Several members of the council, however, were not in favor of voting on the proposed agreement that night.

"I just got this contract tonight," Councilmember Kathy Haller said. "I want to take some time to read over it."

Summers clarified that the process could not be completed, even if voted on, due to the absence of clerk-treasurer Doug Cook, as well as the Millers.

"I'm not going to vote to spend $150,000 if I haven't read the contract," Councilmember Jim Tripure said.

The council opted to table the discussion until the contract could be reviewed by all of its members.

Community members had questions, and Don Farnsley presented an aerial view of the property and brought up the question of a permanent easement.

"If there is not a permanent easement given and the present owner of the Donut Shop decides to put up a fence, you couldn't get a full-size vehicle in there," he said.

Summers addressed the concern, saying that it is part of the contract and a permanent joint-use easement would be in place at the time of purchase.

Both Farnsley and Dean Hammersmith said the council should think "long and hard" before making the purchase.

Sidewalk repair was also a concern at the August session.
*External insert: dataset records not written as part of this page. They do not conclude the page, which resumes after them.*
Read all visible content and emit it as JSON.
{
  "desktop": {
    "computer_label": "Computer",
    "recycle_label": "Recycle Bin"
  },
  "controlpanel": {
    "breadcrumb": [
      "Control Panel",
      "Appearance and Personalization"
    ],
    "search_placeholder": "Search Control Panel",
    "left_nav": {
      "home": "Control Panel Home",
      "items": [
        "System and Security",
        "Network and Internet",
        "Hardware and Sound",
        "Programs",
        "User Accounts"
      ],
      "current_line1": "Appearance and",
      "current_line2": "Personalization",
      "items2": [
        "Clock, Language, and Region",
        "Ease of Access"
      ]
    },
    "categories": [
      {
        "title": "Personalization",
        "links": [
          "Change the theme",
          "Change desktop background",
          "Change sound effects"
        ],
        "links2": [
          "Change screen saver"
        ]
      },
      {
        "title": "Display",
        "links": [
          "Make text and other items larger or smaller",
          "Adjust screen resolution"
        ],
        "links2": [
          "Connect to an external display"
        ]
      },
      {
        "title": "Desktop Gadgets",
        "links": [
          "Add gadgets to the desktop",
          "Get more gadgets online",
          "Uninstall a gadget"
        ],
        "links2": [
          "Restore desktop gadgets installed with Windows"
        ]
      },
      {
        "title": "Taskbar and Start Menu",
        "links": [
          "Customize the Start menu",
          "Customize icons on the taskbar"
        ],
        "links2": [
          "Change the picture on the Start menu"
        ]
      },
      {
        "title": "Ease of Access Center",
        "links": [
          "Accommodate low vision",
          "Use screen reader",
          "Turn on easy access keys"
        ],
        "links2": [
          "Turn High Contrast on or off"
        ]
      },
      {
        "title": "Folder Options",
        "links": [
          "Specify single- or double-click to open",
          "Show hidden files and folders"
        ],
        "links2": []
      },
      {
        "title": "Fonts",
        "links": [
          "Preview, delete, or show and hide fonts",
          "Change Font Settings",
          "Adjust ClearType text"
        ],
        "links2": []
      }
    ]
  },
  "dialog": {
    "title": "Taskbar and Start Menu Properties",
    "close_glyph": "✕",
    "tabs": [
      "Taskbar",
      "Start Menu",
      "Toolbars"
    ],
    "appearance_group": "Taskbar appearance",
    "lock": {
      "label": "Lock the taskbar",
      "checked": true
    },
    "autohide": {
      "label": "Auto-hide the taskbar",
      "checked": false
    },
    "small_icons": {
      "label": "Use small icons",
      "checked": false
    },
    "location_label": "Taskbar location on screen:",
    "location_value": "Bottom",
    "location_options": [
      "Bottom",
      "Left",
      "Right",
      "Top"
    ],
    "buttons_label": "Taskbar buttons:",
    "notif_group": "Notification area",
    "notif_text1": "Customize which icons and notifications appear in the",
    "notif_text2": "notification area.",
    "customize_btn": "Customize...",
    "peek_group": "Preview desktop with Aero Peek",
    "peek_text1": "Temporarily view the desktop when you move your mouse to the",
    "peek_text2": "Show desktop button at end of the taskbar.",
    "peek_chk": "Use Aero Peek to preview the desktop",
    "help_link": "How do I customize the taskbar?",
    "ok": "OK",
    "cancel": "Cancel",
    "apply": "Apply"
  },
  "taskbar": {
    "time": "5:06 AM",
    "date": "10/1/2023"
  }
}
The sidewalk at 9225 S.R. 64 has buckled and become a possible hazard, Haller said.

The town has looked into fixing the sidewalk, and Reynolds estimates it will take around $1,500 to repair, but the repairs cannot be completed until the question of ownership has been answered.

Bob Woosley, the town's engineer, said part of the town's concern is the state's drawings would lead one to believe the sidewalk is owned by the state.
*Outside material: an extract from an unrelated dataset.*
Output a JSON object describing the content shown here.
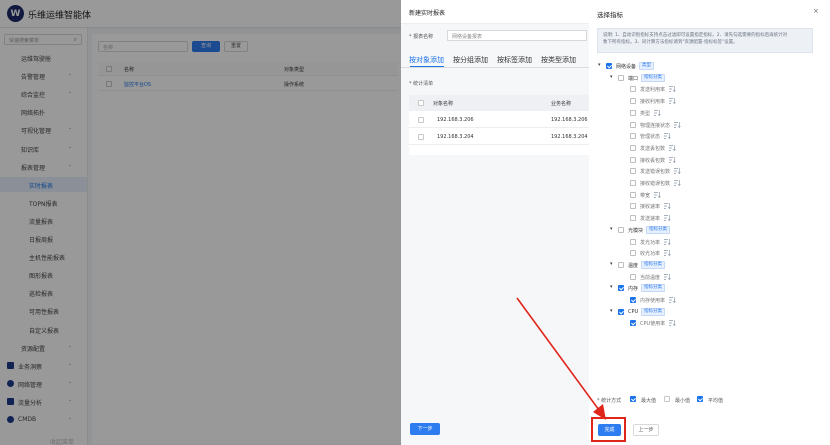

"The state's records are very lacking," he said. "It is not an easy answer."

Both Denison and Haller advocated for the repair of the sidewalk, but president Mike Mills said things need to be done legally. If the town is responsible for it, then it will fix it, but, if the Indiana Department of Transportation is responsible, then the town has to know, he said.
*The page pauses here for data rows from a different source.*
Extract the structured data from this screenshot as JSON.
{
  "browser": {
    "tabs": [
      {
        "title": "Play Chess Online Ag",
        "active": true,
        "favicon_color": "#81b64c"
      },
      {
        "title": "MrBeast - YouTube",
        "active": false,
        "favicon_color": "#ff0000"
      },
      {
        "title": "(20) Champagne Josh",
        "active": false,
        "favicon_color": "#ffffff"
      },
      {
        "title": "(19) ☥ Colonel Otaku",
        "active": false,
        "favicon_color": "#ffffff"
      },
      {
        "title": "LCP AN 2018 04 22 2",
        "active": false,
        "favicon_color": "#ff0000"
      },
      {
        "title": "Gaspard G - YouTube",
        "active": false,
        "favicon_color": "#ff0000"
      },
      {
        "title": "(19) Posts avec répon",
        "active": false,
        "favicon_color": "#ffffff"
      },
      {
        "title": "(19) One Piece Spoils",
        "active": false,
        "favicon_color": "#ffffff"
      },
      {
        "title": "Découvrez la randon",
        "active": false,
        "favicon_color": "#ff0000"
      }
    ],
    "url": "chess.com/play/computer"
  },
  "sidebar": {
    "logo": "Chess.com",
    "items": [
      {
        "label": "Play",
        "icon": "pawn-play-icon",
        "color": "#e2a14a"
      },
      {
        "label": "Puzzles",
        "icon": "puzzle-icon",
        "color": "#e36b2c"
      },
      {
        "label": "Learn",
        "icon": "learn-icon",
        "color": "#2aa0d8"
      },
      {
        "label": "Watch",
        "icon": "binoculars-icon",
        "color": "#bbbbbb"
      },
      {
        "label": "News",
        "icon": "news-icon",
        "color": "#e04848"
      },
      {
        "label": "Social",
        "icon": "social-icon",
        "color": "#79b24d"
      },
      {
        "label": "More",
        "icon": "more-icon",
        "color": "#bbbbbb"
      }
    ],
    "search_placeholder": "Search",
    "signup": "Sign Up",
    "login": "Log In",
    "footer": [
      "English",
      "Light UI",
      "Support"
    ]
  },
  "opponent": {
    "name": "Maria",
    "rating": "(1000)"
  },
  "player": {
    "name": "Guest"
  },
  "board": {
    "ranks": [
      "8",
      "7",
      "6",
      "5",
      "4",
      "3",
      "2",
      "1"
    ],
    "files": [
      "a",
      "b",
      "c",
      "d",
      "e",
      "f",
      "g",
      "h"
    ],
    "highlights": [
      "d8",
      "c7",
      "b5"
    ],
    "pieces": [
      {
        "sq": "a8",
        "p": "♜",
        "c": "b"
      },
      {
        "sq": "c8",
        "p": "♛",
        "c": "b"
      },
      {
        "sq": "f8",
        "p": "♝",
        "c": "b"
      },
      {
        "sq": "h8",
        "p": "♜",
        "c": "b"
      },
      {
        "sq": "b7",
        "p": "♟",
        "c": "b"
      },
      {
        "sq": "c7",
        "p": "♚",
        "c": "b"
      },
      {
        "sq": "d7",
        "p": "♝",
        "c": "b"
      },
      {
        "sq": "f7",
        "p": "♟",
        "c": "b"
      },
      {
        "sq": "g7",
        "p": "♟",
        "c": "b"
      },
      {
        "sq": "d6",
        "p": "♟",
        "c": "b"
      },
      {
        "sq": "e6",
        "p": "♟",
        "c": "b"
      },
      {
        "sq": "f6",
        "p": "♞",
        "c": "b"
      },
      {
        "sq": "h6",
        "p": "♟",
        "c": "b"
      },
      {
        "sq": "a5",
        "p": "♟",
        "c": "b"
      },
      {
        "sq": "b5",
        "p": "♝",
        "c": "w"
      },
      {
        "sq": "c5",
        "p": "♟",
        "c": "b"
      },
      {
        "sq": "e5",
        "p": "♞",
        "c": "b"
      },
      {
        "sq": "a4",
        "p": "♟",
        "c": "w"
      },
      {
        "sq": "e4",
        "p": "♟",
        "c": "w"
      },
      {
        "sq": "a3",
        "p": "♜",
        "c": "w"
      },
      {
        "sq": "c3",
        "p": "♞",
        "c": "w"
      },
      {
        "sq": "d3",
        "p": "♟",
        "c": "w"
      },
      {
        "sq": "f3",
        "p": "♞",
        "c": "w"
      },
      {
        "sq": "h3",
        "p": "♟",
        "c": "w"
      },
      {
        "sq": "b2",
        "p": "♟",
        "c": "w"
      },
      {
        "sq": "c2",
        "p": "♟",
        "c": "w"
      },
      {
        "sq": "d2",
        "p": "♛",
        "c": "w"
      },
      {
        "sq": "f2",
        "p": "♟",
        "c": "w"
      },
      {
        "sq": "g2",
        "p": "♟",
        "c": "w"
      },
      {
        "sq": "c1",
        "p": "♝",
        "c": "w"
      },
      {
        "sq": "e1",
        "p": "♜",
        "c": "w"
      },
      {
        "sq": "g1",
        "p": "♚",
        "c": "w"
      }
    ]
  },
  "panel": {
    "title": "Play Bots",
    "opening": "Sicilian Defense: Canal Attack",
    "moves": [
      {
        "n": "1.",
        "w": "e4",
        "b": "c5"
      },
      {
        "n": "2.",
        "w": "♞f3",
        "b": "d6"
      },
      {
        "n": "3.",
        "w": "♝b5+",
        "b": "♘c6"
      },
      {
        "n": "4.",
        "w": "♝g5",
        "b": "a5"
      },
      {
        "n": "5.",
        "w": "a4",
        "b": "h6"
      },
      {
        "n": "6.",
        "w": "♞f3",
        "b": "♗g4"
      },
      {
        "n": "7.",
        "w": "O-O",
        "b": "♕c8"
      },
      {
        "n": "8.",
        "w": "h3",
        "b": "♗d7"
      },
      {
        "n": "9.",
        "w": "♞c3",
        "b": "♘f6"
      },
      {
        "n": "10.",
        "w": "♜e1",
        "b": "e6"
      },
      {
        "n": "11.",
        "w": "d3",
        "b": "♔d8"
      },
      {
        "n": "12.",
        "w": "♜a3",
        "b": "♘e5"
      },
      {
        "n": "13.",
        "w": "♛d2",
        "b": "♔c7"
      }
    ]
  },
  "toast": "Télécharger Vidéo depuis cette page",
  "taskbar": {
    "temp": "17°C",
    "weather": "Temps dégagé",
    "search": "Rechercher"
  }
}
"I have to have someone with the state so that they don't come back on me and say, 'You don't own that. Why did you put a sidewalk there?' " Woosley said. "… I don't think the state will ever state ownership of it."

"We are the town board, we are responsible for the people," Haller said. "Let's fix it. We are responsible for this."

The board agreed that a title search was in order to find out who owns the sidewalk. Denison made a motion to authorize an abstract and Haller seconded; it was approved by all.

Community member Everett Pullen asked about the Frank Ott Road and Brookstone stormwater projects. He expressed his concern about the budget and if there are going to be sufficient funds for other projects this year.

The council said there would not be if the building was purchased for the town hall.

In other news:

•Gordon Meyer from the Alliance of Indiana Rural Water presented Chad Smith with a plaque from the Water University for Utility Management Certification.

•Dennis Kunkel gave an update on the National Night Out numbers. More than 100 community members turned out for the event. Also, LTAP has loaned the town two radar control speed signs for six months. They are currently being utilized in the Copperfield Drive area.

•Denison made a motion to approve life insurance for the council and, after discussion, it was approved by all.

•There are now 24 teams playing at the Georgetown Ball Park this fall.

•Woosley reported that Brookstone lift station No. 2 was completed as was the Georgetown-Lanesville water line repair. The Rainelle Woods manhole rehabilitation will start soon.

He also recommended Richland and Canal streets for resurfacing. Haller made a motion to approve the resurfacing in the amount of $26,350 by Libs. Denison seconded and it was approved by all.